12h : Les hommes coupent leur jeûne en dégustant du foie de mouton grillé au barbecue. Une chaleur étouffante rend tous les gestes très fatigants. Les femmes ne s’arrêtent pas une seconde et s’affairent à leurs tâches.

 

14h : Le repas est servi. Les enfants mangent dans un grand plat avec les femmes, alors que les hommes mangent dans le leur. Tout le monde se régale, avec au deuxième plan des bidons remplis de boyaux de moutons.

 

16h : Rangement, nettoyage, cuisine chacun réalisent ses activités avec calme, chacun semblant connaître sa partition.
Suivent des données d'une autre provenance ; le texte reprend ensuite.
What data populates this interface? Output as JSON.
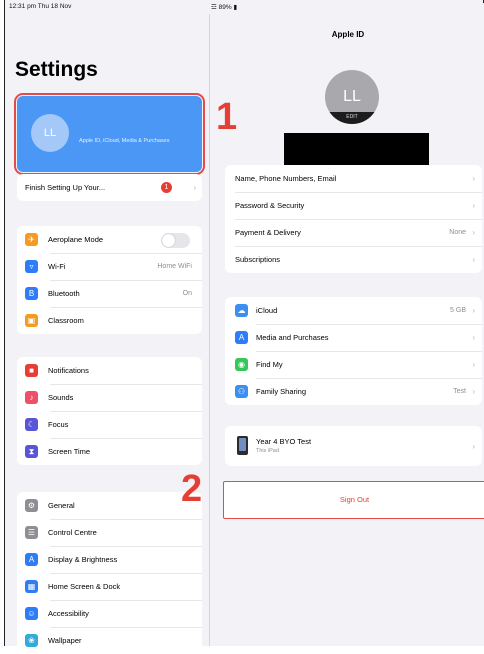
{
  "status_bar": {
    "time": "12:31 pm  Thu 18 Nov",
    "right": "☲ 89% ▮"
  },
  "left": {
    "title": "Settings",
    "profile": {
      "initials": "LL",
      "subtitle": "Apple ID, iCloud, Media & Purchases"
    },
    "finish_setup": {
      "label": "Finish Setting Up Your...",
      "badge": "1"
    },
    "group1": [
      {
        "icon": "airplane-icon",
        "color": "#f59a23",
        "glyph": "✈",
        "label": "Aeroplane Mode",
        "toggle": true
      },
      {
        "icon": "wifi-icon",
        "color": "#2f7df6",
        "glyph": "▿",
        "label": "Wi-Fi",
        "value": "Home WiFi"
      },
      {
        "icon": "bluetooth-icon",
        "color": "#2f7df6",
        "glyph": "B",
        "label": "Bluetooth",
        "value": "On"
      },
      {
        "icon": "classroom-icon",
        "color": "#f59a23",
        "glyph": "▣",
        "label": "Classroom"
      }
    ],
    "group2": [
      {
        "icon": "notifications-icon",
        "color": "#e53e35",
        "glyph": "■",
        "label": "Notifications"
      },
      {
        "icon": "sounds-icon",
        "color": "#ef4f6a",
        "glyph": "♪",
        "label": "Sounds"
      },
      {
        "icon": "focus-icon",
        "color": "#5856d6",
        "glyph": "☾",
        "label": "Focus"
      },
      {
        "icon": "screen-time-icon",
        "color": "#5856d6",
        "glyph": "⧗",
        "label": "Screen Time"
      }
    ],
    "group3": [
      {
        "icon": "general-icon",
        "color": "#8e8e93",
        "glyph": "⚙",
        "label": "General"
      },
      {
        "icon": "control-centre-icon",
        "color": "#8e8e93",
        "glyph": "☰",
        "label": "Control Centre"
      },
      {
        "icon": "display-icon",
        "color": "#2f7df6",
        "glyph": "A",
        "label": "Display & Brightness"
      },
      {
        "icon": "home-screen-icon",
        "color": "#2f7df6",
        "glyph": "▦",
        "label": "Home Screen & Dock"
      },
      {
        "icon": "accessibility-icon",
        "color": "#2f7df6",
        "glyph": "☺",
        "label": "Accessibility"
      },
      {
        "icon": "wallpaper-icon",
        "color": "#34aadc",
        "glyph": "❀",
        "label": "Wallpaper"
      }
    ]
  },
  "right": {
    "title": "Apple ID",
    "avatar": {
      "initials": "LL",
      "edit": "EDIT"
    },
    "account_group": [
      {
        "label": "Name, Phone Numbers, Email"
      },
      {
        "label": "Password & Security"
      },
      {
        "label": "Payment & Delivery",
        "value": "None"
      },
      {
        "label": "Subscriptions"
      }
    ],
    "services_group": [
      {
        "icon": "icloud-icon",
        "color": "#3b8ff0",
        "glyph": "☁",
        "label": "iCloud",
        "value": "5 GB"
      },
      {
        "icon": "app-store-icon",
        "color": "#2f7df6",
        "glyph": "A",
        "label": "Media and Purchases"
      },
      {
        "icon": "find-my-icon",
        "color": "#34c759",
        "glyph": "◉",
        "label": "Find My"
      },
      {
        "icon": "family-sharing-icon",
        "color": "#3b8ff0",
        "glyph": "⚇",
        "label": "Family Sharing",
        "value": "Test"
      }
    ],
    "device": {
      "label": "Year 4 BYO Test",
      "sub": "This iPad"
    },
    "sign_out": "Sign Out"
  },
  "markers": {
    "one": "1",
    "two": "2"
  }
}
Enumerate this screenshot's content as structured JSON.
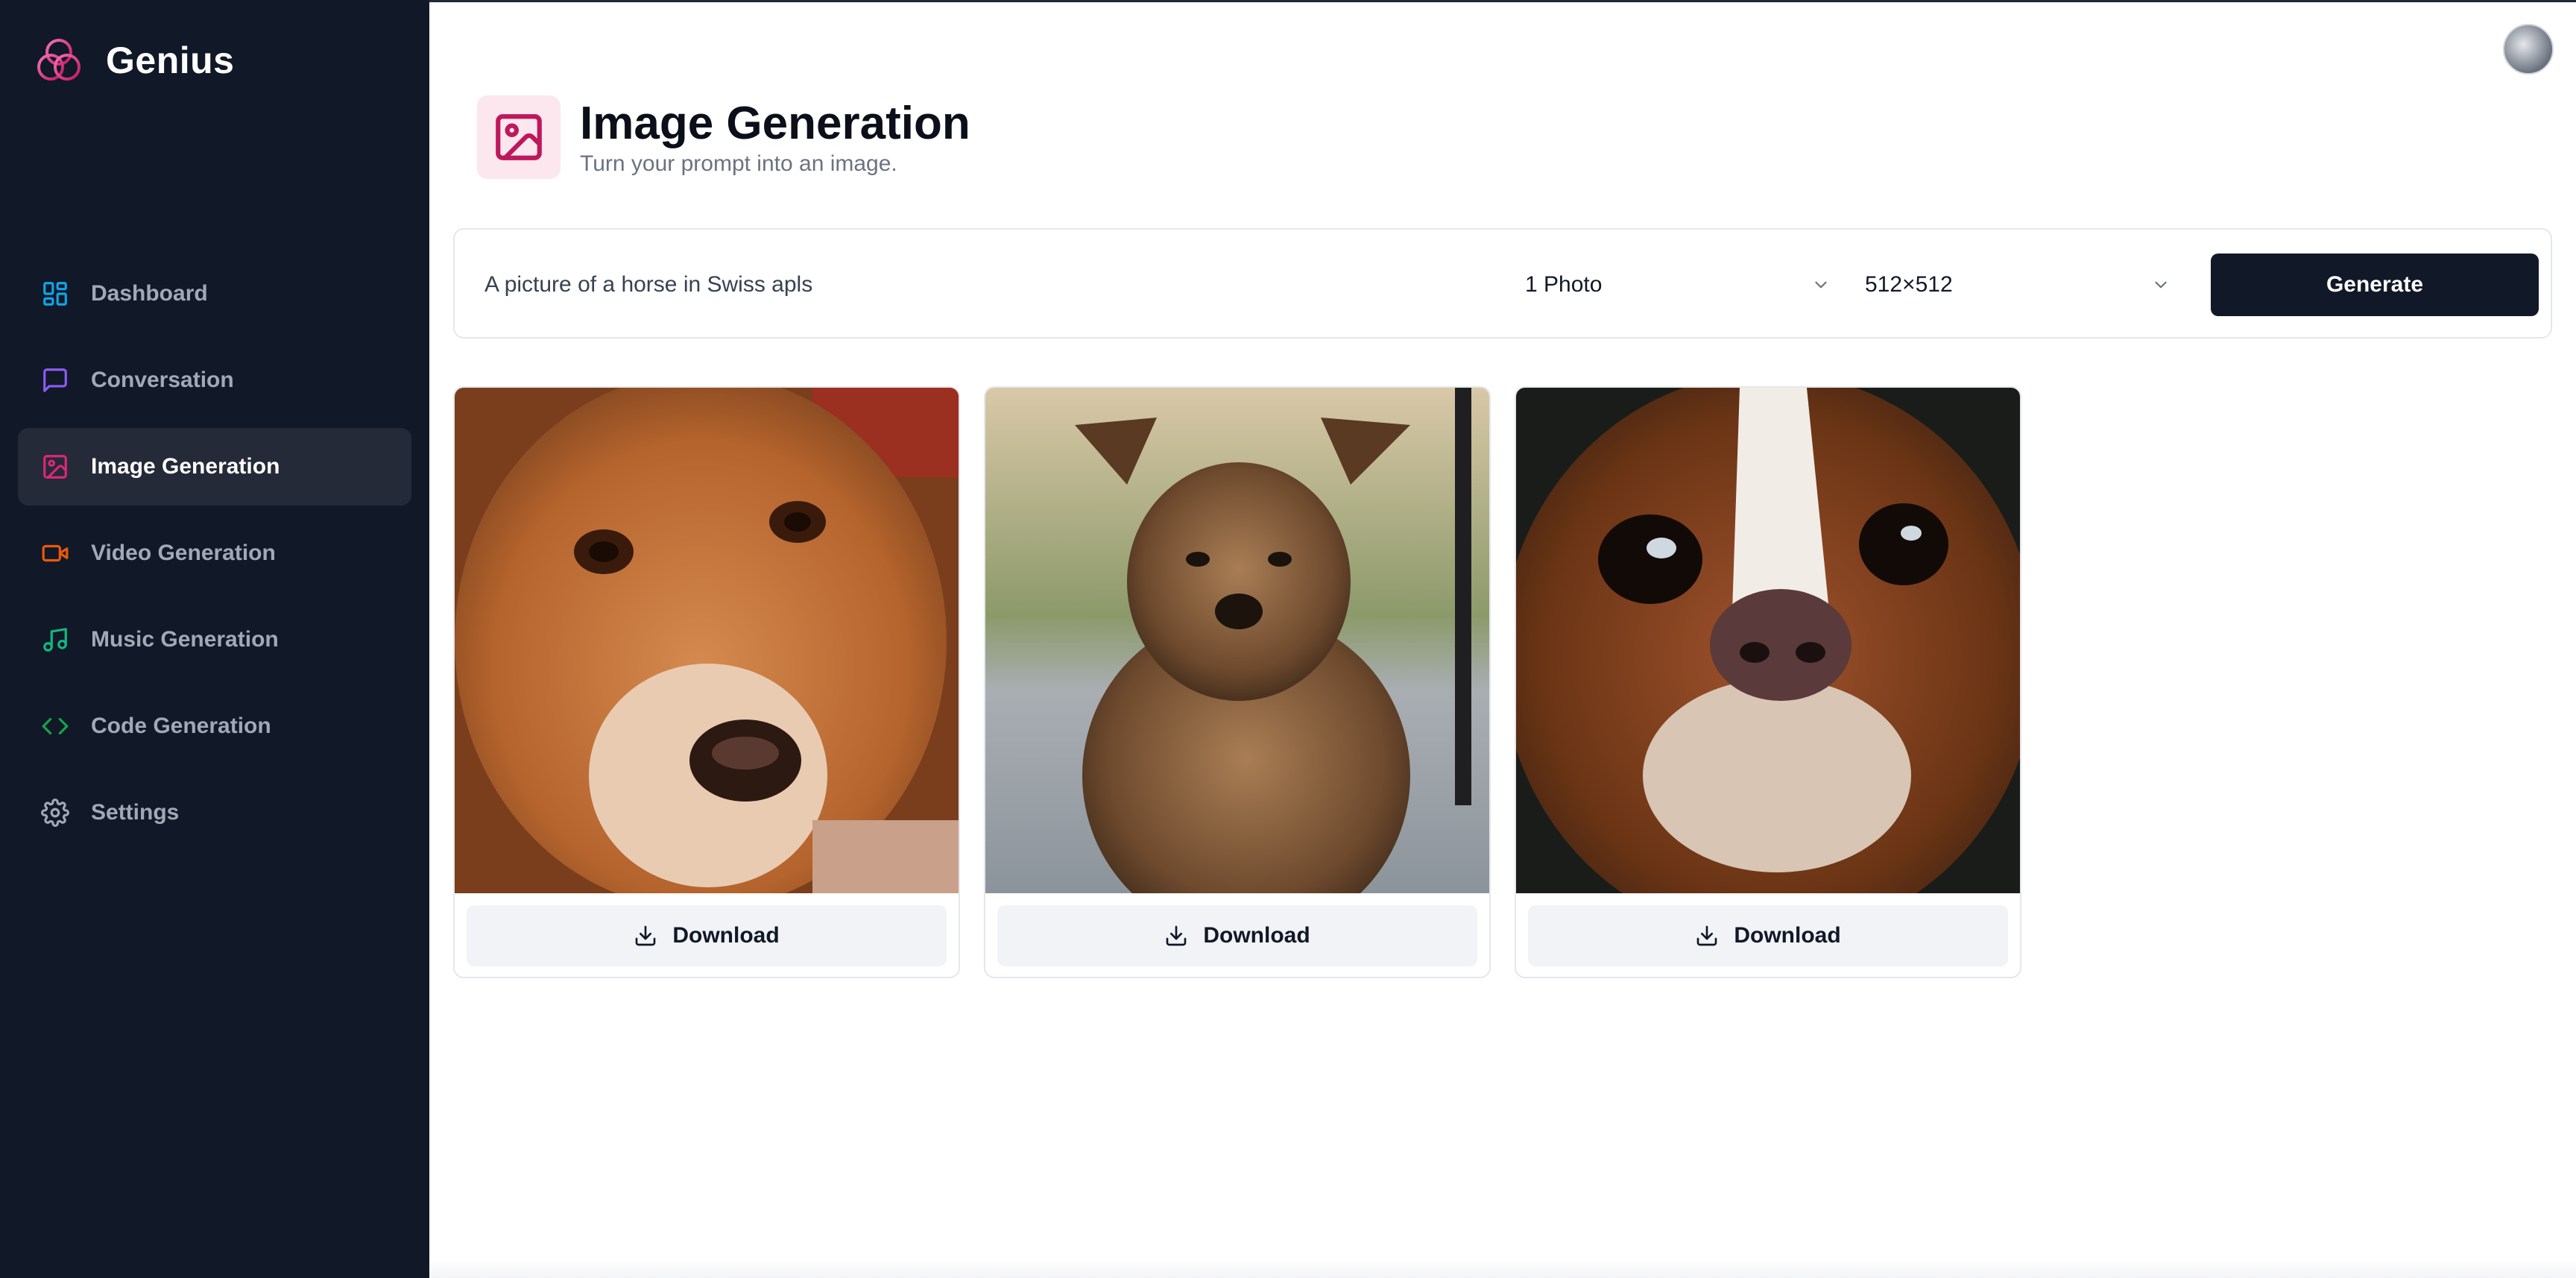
{
  "brand": {
    "name": "Genius"
  },
  "sidebar": {
    "items": [
      {
        "label": "Dashboard",
        "icon": "layout-dashboard-icon",
        "color": "#0ea5e9",
        "active": false
      },
      {
        "label": "Conversation",
        "icon": "message-square-icon",
        "color": "#8b5cf6",
        "active": false
      },
      {
        "label": "Image Generation",
        "icon": "image-icon",
        "color": "#db2777",
        "active": true
      },
      {
        "label": "Video Generation",
        "icon": "video-icon",
        "color": "#ea580c",
        "active": false
      },
      {
        "label": "Music Generation",
        "icon": "music-icon",
        "color": "#10b981",
        "active": false
      },
      {
        "label": "Code Generation",
        "icon": "code-icon",
        "color": "#16a34a",
        "active": false
      },
      {
        "label": "Settings",
        "icon": "settings-icon",
        "color": "#a1a8b6",
        "active": false
      }
    ]
  },
  "header": {
    "title": "Image Generation",
    "subtitle": "Turn your prompt into an image.",
    "icon": "image-icon",
    "icon_color": "#be185d"
  },
  "form": {
    "prompt_value": "A picture of a horse in Swiss apls",
    "amount_value": "1 Photo",
    "resolution_value": "512×512",
    "generate_label": "Generate"
  },
  "results": [
    {
      "subject": "light brown dog close-up",
      "download_label": "Download"
    },
    {
      "subject": "small brown dog outdoors",
      "download_label": "Download"
    },
    {
      "subject": "spaniel face close-up",
      "download_label": "Download"
    }
  ],
  "colors": {
    "sidebar_bg": "#111827",
    "accent_dark": "#111827",
    "image_accent": "#db2777"
  }
}
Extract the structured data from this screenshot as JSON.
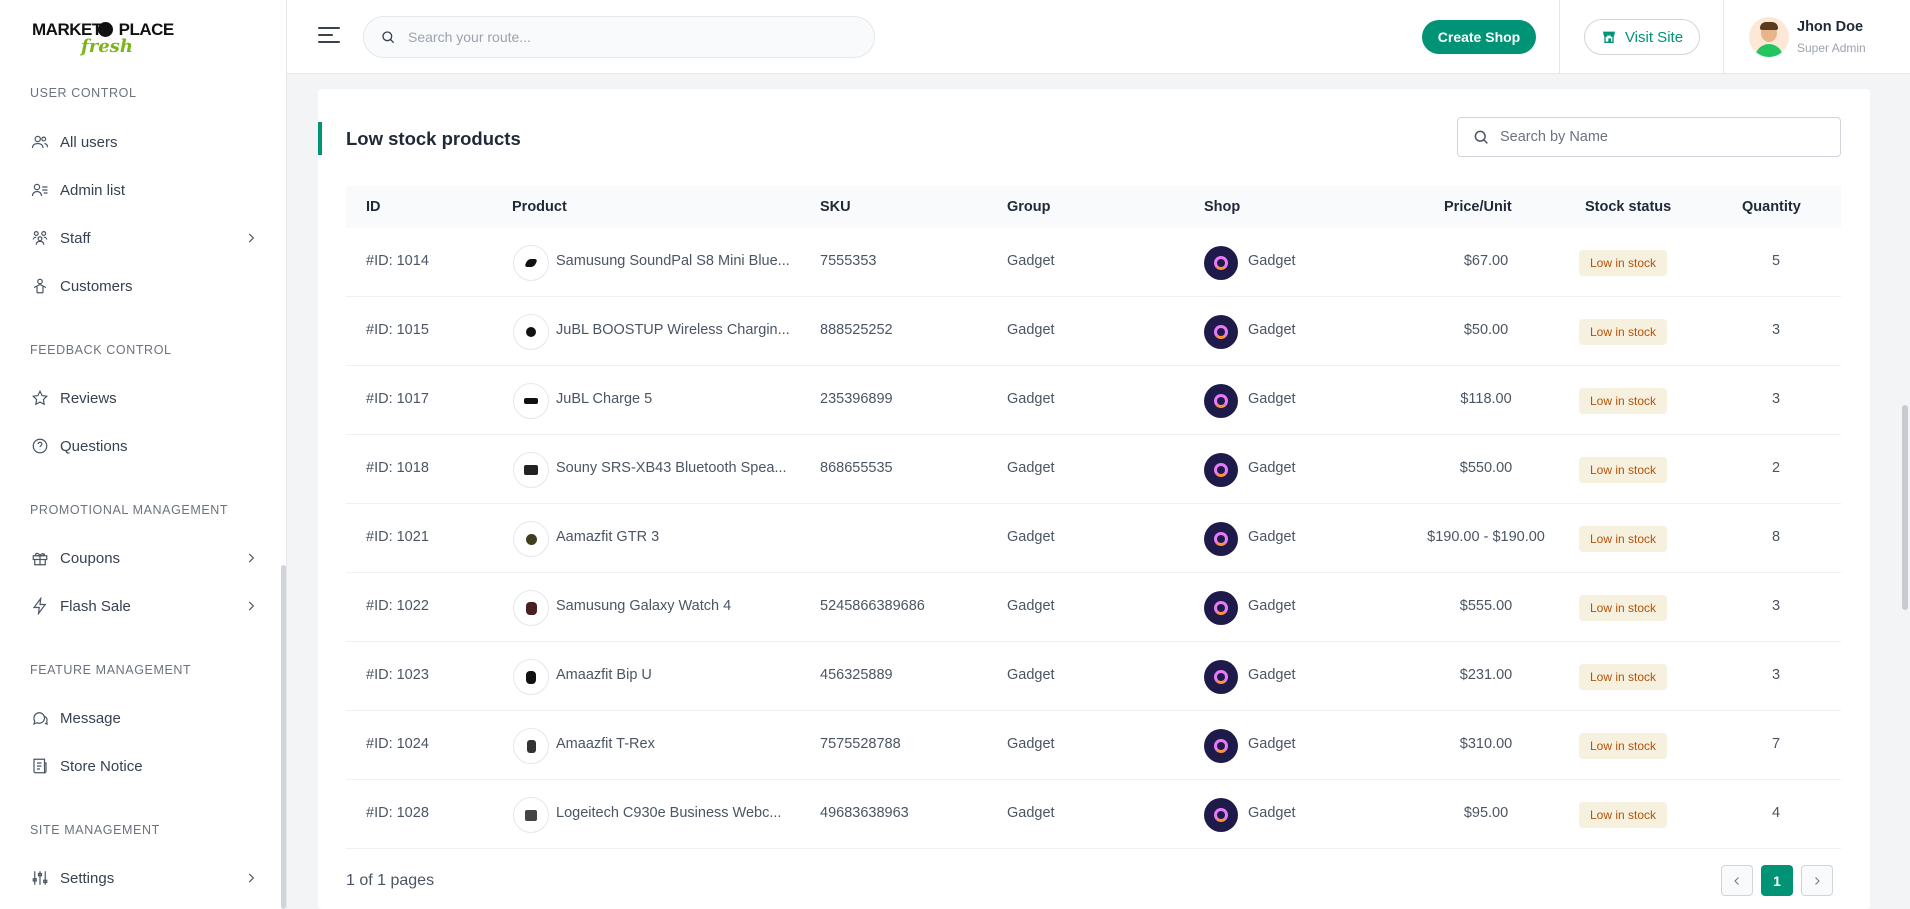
{
  "brand": {
    "line1": "MARKET",
    "line1b": "PLACE",
    "line2": "fresh"
  },
  "sidebar": {
    "sections": [
      {
        "label": "USER CONTROL"
      },
      {
        "label": "FEEDBACK CONTROL"
      },
      {
        "label": "PROMOTIONAL MANAGEMENT"
      },
      {
        "label": "FEATURE MANAGEMENT"
      },
      {
        "label": "SITE MANAGEMENT"
      }
    ],
    "items": [
      {
        "label": "All users",
        "icon": "users-icon"
      },
      {
        "label": "Admin list",
        "icon": "admin-list-icon"
      },
      {
        "label": "Staff",
        "icon": "staff-icon"
      },
      {
        "label": "Customers",
        "icon": "customer-icon"
      },
      {
        "label": "Reviews",
        "icon": "star-icon"
      },
      {
        "label": "Questions",
        "icon": "question-icon"
      },
      {
        "label": "Coupons",
        "icon": "gift-icon"
      },
      {
        "label": "Flash Sale",
        "icon": "lightning-icon"
      },
      {
        "label": "Message",
        "icon": "chat-icon"
      },
      {
        "label": "Store Notice",
        "icon": "notice-icon"
      },
      {
        "label": "Settings",
        "icon": "settings-sliders-icon"
      }
    ]
  },
  "header": {
    "search_placeholder": "Search your route...",
    "create_shop": "Create Shop",
    "visit_site": "Visit Site",
    "user_name": "Jhon Doe",
    "user_role": "Super Admin"
  },
  "card": {
    "title": "Low stock products",
    "search_placeholder": "Search by Name",
    "columns": [
      "ID",
      "Product",
      "SKU",
      "Group",
      "Shop",
      "Price/Unit",
      "Stock status",
      "Quantity"
    ],
    "rows": [
      {
        "id": "#ID: 1014",
        "product": "Samusung SoundPal S8 Mini Blue...",
        "sku": "7555353",
        "group": "Gadget",
        "shop": "Gadget",
        "price": "$67.00",
        "status": "Low in stock",
        "qty": "5"
      },
      {
        "id": "#ID: 1015",
        "product": "JuBL BOOSTUP Wireless Chargin...",
        "sku": "888525252",
        "group": "Gadget",
        "shop": "Gadget",
        "price": "$50.00",
        "status": "Low in stock",
        "qty": "3"
      },
      {
        "id": "#ID: 1017",
        "product": "JuBL Charge 5",
        "sku": "235396899",
        "group": "Gadget",
        "shop": "Gadget",
        "price": "$118.00",
        "status": "Low in stock",
        "qty": "3"
      },
      {
        "id": "#ID: 1018",
        "product": "Souny SRS-XB43 Bluetooth Spea...",
        "sku": "868655535",
        "group": "Gadget",
        "shop": "Gadget",
        "price": "$550.00",
        "status": "Low in stock",
        "qty": "2"
      },
      {
        "id": "#ID: 1021",
        "product": "Aamazfit GTR 3",
        "sku": "",
        "group": "Gadget",
        "shop": "Gadget",
        "price": "$190.00 - $190.00",
        "status": "Low in stock",
        "qty": "8"
      },
      {
        "id": "#ID: 1022",
        "product": "Samusung Galaxy Watch 4",
        "sku": "5245866389686",
        "group": "Gadget",
        "shop": "Gadget",
        "price": "$555.00",
        "status": "Low in stock",
        "qty": "3"
      },
      {
        "id": "#ID: 1023",
        "product": "Amaazfit Bip U",
        "sku": "456325889",
        "group": "Gadget",
        "shop": "Gadget",
        "price": "$231.00",
        "status": "Low in stock",
        "qty": "3"
      },
      {
        "id": "#ID: 1024",
        "product": "Amaazfit T-Rex",
        "sku": "7575528788",
        "group": "Gadget",
        "shop": "Gadget",
        "price": "$310.00",
        "status": "Low in stock",
        "qty": "7"
      },
      {
        "id": "#ID: 1028",
        "product": "Logeitech C930e Business Webc...",
        "sku": "49683638963",
        "group": "Gadget",
        "shop": "Gadget",
        "price": "$95.00",
        "status": "Low in stock",
        "qty": "4"
      }
    ],
    "pagination": {
      "summary": "1 of 1 pages",
      "current": "1"
    }
  },
  "colors": {
    "accent": "#019376",
    "badge_bg": "#f6f0df",
    "badge_text": "#b45309"
  }
}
Les enfants dansent et jouent dans la maison.

 

Début de soirée : Les membres de la famille se retrouvent devant la maison, assis sur le trottoir, vêtus de leur boubou spécialement acheté pour cette fête. La chaleur tombe enfin ! La maison ressemble à un vrai moulin à vent : les gens rentrent et sortent à leur guise. Les amis rendent visite et demandent leur pardon pour les offenses faites. Il est de coutume de donner la moitié du mouton à des proches, ainsi qu’aux plus démunis. Chacun repartant avec des sacs ou des bassines remplis de viande.

 

22h : Au menu ce soir le Thiakri, une recette de mil et lait caillé, très exotique pour les européens que nous sommes.

 

2h : Epuisés et remplis d’émotions liées à cette première Tabaski, il est temps de s’endormir.